Gordon Ramsay’s potato rosti is grated waxy potato mixed with soft leeks and Gruyère, fried in butter until golden and crisp on both sides. It takes about 35 minutes.
This is his Leek and Gruyère Rosti from Ultimate Cookery Course, which he also cooks on YouTube. Gordon calls it an Alpine dish and a cheesy European take on bubble and squeak, built to use up leftover potato. The leek and Gruyère are what lift it above a plain rosti.
The trick is to parboil the potatoes first, then grate and pat them dry, so the rosti crisps instead of steaming. Cook it gently in oil and butter for a full 10 minutes a side, without prodding it. That long, undisturbed fry is what sets the golden crust.
Gordon Ramsay Potato Rosti
Course: Side Dish, BrunchCuisine: Swiss, BritishDifficulty: Easy2
15
minutes20
minutes350
kcal35
minutesGordon Ramsay’s potato rosti from Ultimate Cookery Course, flavoured with leek and Gruyère. Parboiled potato grated and fried in oil and butter until golden and crisp on both sides.
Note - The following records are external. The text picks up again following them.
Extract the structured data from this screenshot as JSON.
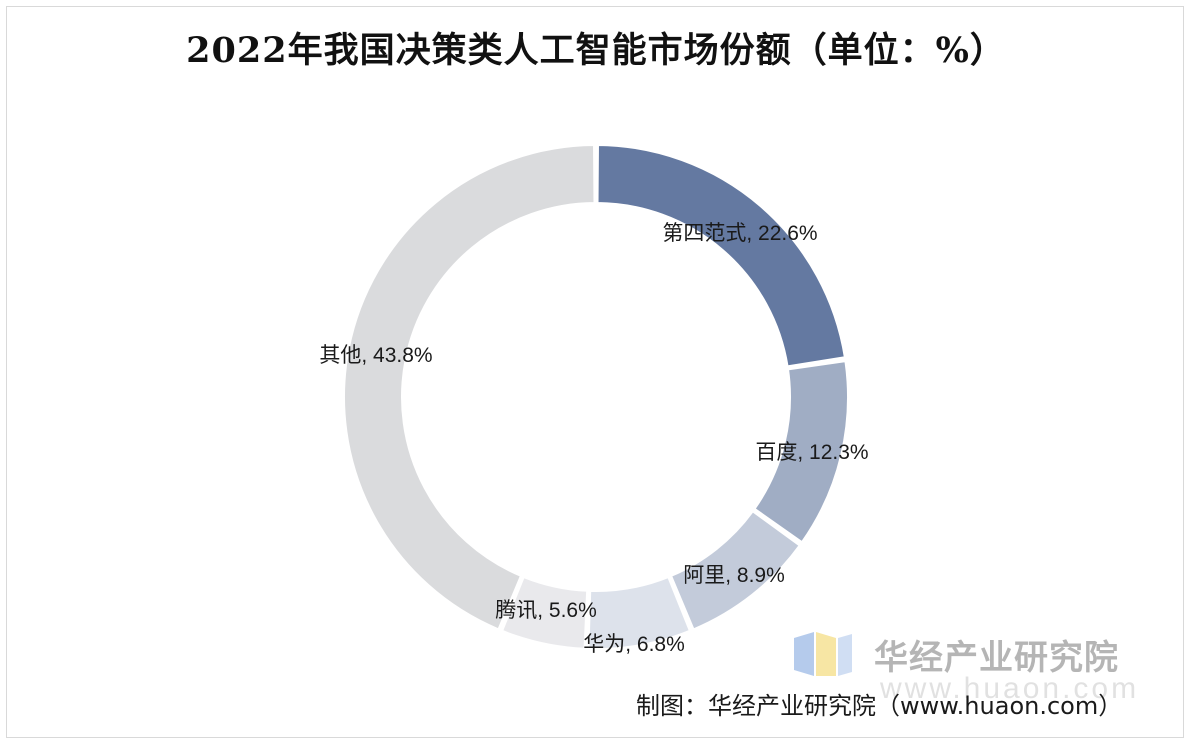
{
  "chart_data": {
    "type": "pie",
    "variant": "donut",
    "title": "2022年我国决策类人工智能市场份额（单位：%）",
    "slices": [
      {
        "name": "第四范式",
        "value": 22.6,
        "label": "第四范式, 22.6%",
        "color": "#6479a1"
      },
      {
        "name": "百度",
        "value": 12.3,
        "label": "百度, 12.3%",
        "color": "#a0adc4"
      },
      {
        "name": "阿里",
        "value": 8.9,
        "label": "阿里, 8.9%",
        "color": "#c3cbda"
      },
      {
        "name": "华为",
        "value": 6.8,
        "label": "华为, 6.8%",
        "color": "#dde2eb"
      },
      {
        "name": "腾讯",
        "value": 5.6,
        "label": "腾讯, 5.6%",
        "color": "#e9e9ec"
      },
      {
        "name": "其他",
        "value": 43.8,
        "label": "其他, 43.8%",
        "color": "#dadbdd"
      }
    ]
  },
  "watermark": {
    "name": "华经产业研究院",
    "url": "www.huaon.com"
  },
  "source": {
    "text": "制图：华经产业研究院（www.huaon.com）"
  }
}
His cheesy Alpine take on bubble and squeak.
Ingredients
500g waxy potatoes, such as Maris Piper or Charlotte
3 tbsp olive oil
About 40g butter
1 leek, trimmed and finely shredded
60g Gruyère cheese, grated
Sea salt and freshly ground black pepper
Directions
- Parboil: Parboil the potatoes in salted water for about 10 minutes, until turning tender but not soft, then drain well and leave to cool.
- Soften the leek: Heat a little oil and a knob of butter, then sauté the shredded leek for 3 to 4 minutes until soft but not coloured, and season.
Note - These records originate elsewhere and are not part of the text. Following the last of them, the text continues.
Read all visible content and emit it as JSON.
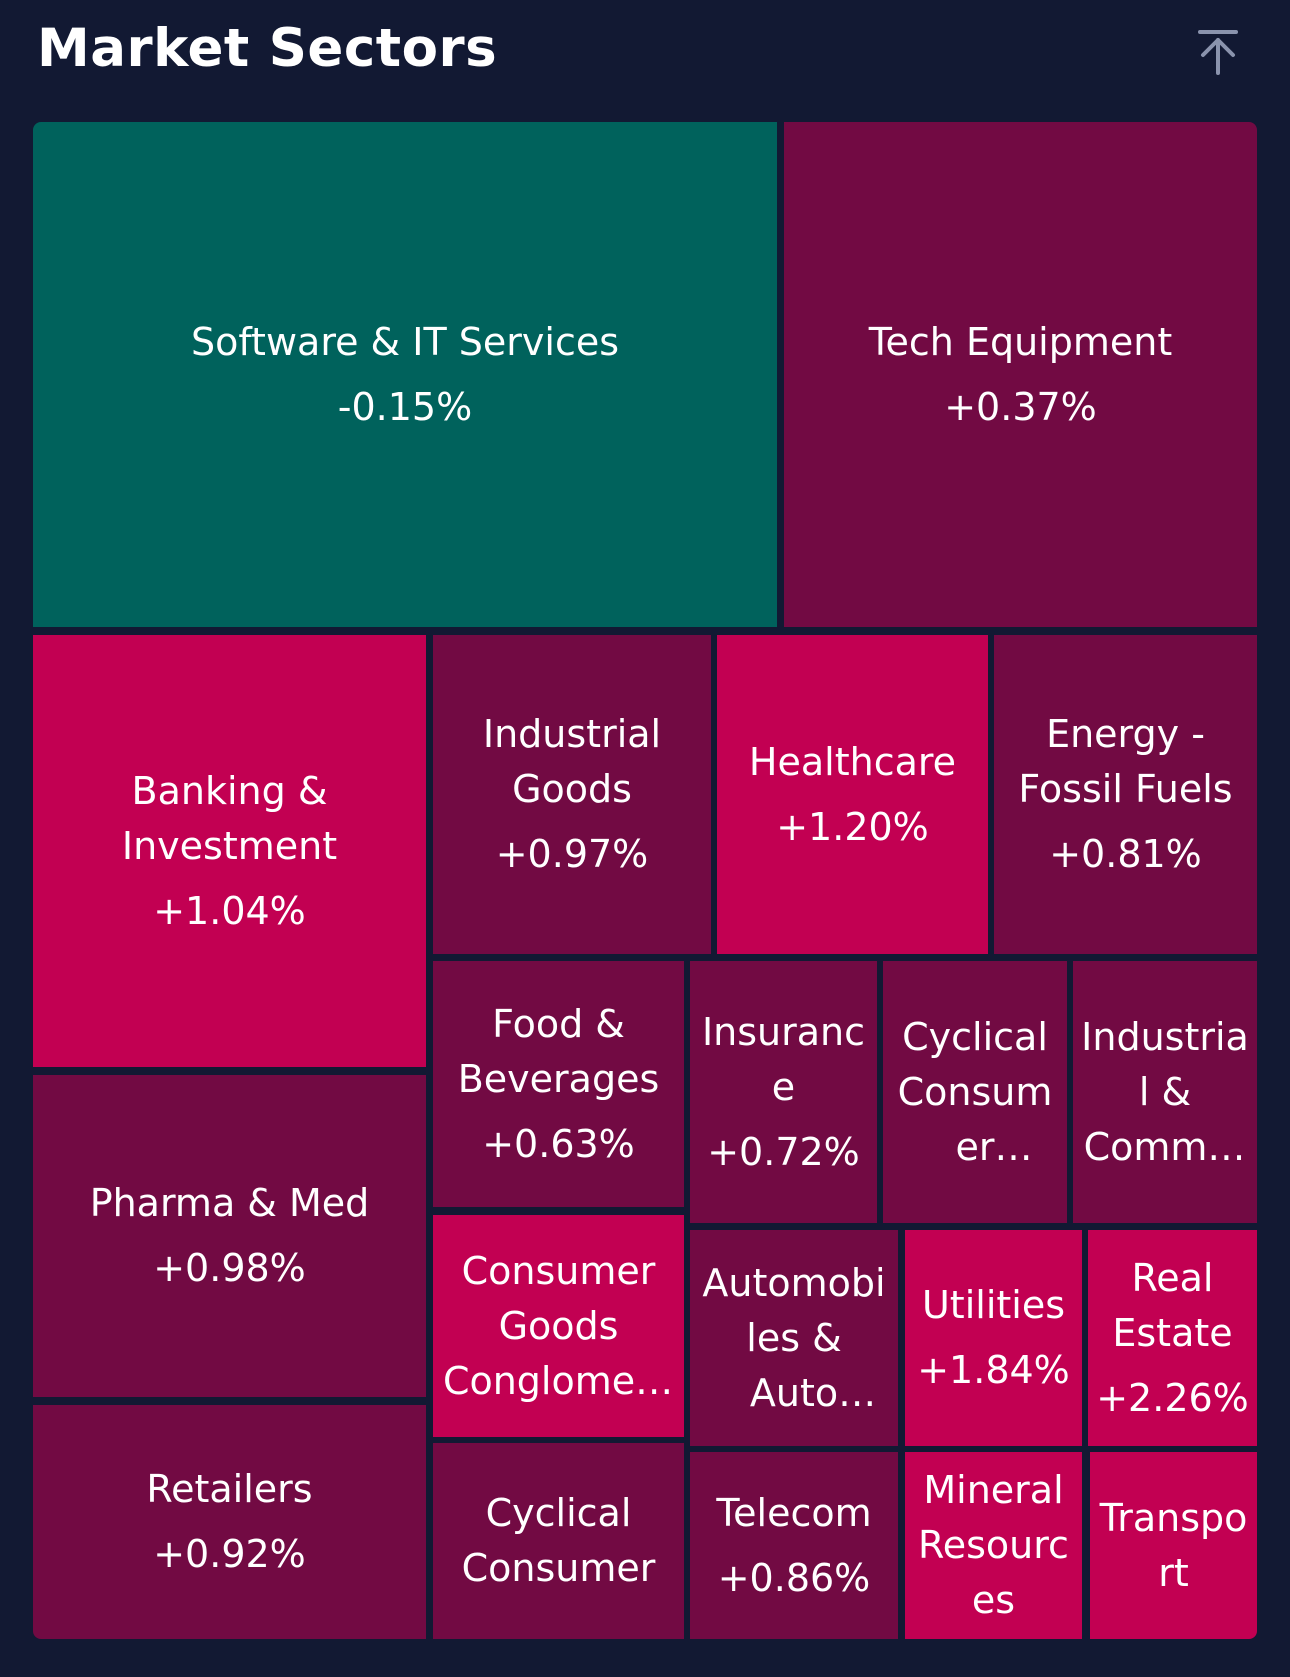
{
  "header": {
    "title": "Market Sectors",
    "collapse_icon": "arrow-up-to-top-icon"
  },
  "colors": {
    "background": "#121933",
    "negative": "#00625C",
    "positive_low": "#720A43",
    "positive_high": "#C20052"
  },
  "chart_data": {
    "type": "treemap",
    "title": "Market Sectors",
    "items": [
      {
        "name": "Software & IT Services",
        "change": "-0.15%",
        "value": -0.15,
        "color": "#00625C"
      },
      {
        "name": "Tech Equipment",
        "change": "+0.37%",
        "value": 0.37,
        "color": "#720A43"
      },
      {
        "name": "Banking & Investment",
        "change": "+1.04%",
        "value": 1.04,
        "color": "#C20052"
      },
      {
        "name": "Industrial Goods",
        "change": "+0.97%",
        "value": 0.97,
        "color": "#720A43"
      },
      {
        "name": "Healthcare",
        "change": "+1.20%",
        "value": 1.2,
        "color": "#C20052"
      },
      {
        "name": "Energy - Fossil Fuels",
        "change": "+0.81%",
        "value": 0.81,
        "color": "#720A43"
      },
      {
        "name": "Pharma & Med",
        "change": "+0.98%",
        "value": 0.98,
        "color": "#720A43"
      },
      {
        "name": "Food & Beverages",
        "change": "+0.63%",
        "value": 0.63,
        "color": "#720A43"
      },
      {
        "name": "Insurance",
        "change": "+0.72%",
        "value": 0.72,
        "color": "#720A43"
      },
      {
        "name": "Cyclical Consumer Products",
        "change": "",
        "value": null,
        "color": "#720A43"
      },
      {
        "name": "Industrial & Commercial Services",
        "change": "",
        "value": null,
        "color": "#720A43"
      },
      {
        "name": "Consumer Goods Conglomerates",
        "change": "",
        "value": null,
        "color": "#C20052"
      },
      {
        "name": "Automobiles & Auto Parts",
        "change": "",
        "value": null,
        "color": "#720A43"
      },
      {
        "name": "Utilities",
        "change": "+1.84%",
        "value": 1.84,
        "color": "#C20052"
      },
      {
        "name": "Real Estate",
        "change": "+2.26%",
        "value": 2.26,
        "color": "#C20052"
      },
      {
        "name": "Retailers",
        "change": "+0.92%",
        "value": 0.92,
        "color": "#720A43"
      },
      {
        "name": "Cyclical Consumer",
        "change": "",
        "value": null,
        "color": "#720A43"
      },
      {
        "name": "Telecom",
        "change": "+0.86%",
        "value": 0.86,
        "color": "#720A43"
      },
      {
        "name": "Mineral Resources",
        "change": "",
        "value": null,
        "color": "#C20052"
      },
      {
        "name": "Transport",
        "change": "",
        "value": null,
        "color": "#C20052"
      }
    ]
  }
}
- Grate: Peel the cooled potatoes and coarsely grate the flesh, then pat dry with a clean tea towel.
- Mix: Gently fold the grated potato, leek and Gruyère together, then season well.
- First side: Heat oil and butter in a frying pan, add the mixture and shape into an even layer, then cook over medium heat for 10 minutes until golden underneath.
- Flip and finish: Invert onto a plate, add a little more oil and butter, slide it back browned-side up, and cook another 10 minutes until golden and cooked through.
FAQs
What is a rosti?
A rosti is a Swiss potato cake, grated potato fried until golden and crisp on both sides. Gordon’s version mixes in soft leeks and Gruyère, which he describes as a cheesy European take on bubble and squeak.
It sits somewhere between a hash brown and his twice-baked bubble and squeak, crisp outside and soft within. Traditionally it uses up leftover potato, which is why he parboils and cools it first.
What potatoes are best for rosti?
Use waxy potatoes like Maris Piper or Charlotte, since they hold their shape and grate into firm strands. A floury potato falls apart and turns the rosti mushy.
Gordon parboils them first, then cools and grates them, which firms them up further. Pat the grated potato dry too, because wet potato steams rather than crisps.
How do you get a rosti crisp and not soggy?
It comes down to dry potato and patience. Pat the grated potato dry, use a hot pan with both oil and butter, then leave the rosti alone so a crust can form.
Resist turning it early. Gordon gives each side a full 10 minutes over medium heat, so the outside crisps deeply before he flips it.
Can you make a plain potato rosti without the leek and cheese?
Yes, and Gordon has a classic version too. For that, grate raw waxy potato into thin strands, squeeze it dry in a cloth, then mix with clarified butter and fry in metal rings.
Clarified butter is the secret there, since it lets the rosti fry hot without burning. So skip the leek and Gruyère and you have a plain, restaurant-style potato rosti.
Can you make rosti ahead?
You can, and the potato part suits it. Parboil or even fully cook the potatoes the day before, then chill them overnight, which actually makes them grate and crisp better.
You can also shape the mixture into patties and rest them in the fridge before frying. Fry them fresh though, since a rosti loses its crispness once it has cooled.
What do you serve with potato rosti?
Gordon serves it as a light supper with a green salad, or moulds it into patties to go beside a roast chicken or grilled chops. In his video he tops the rosti with a fried egg for a bigger plate.
It also works at brunch as a richer alternative to fried potatoes. The leek and Gruyère make it rich, so something sharp like a salad or grilled tomatoes balances it.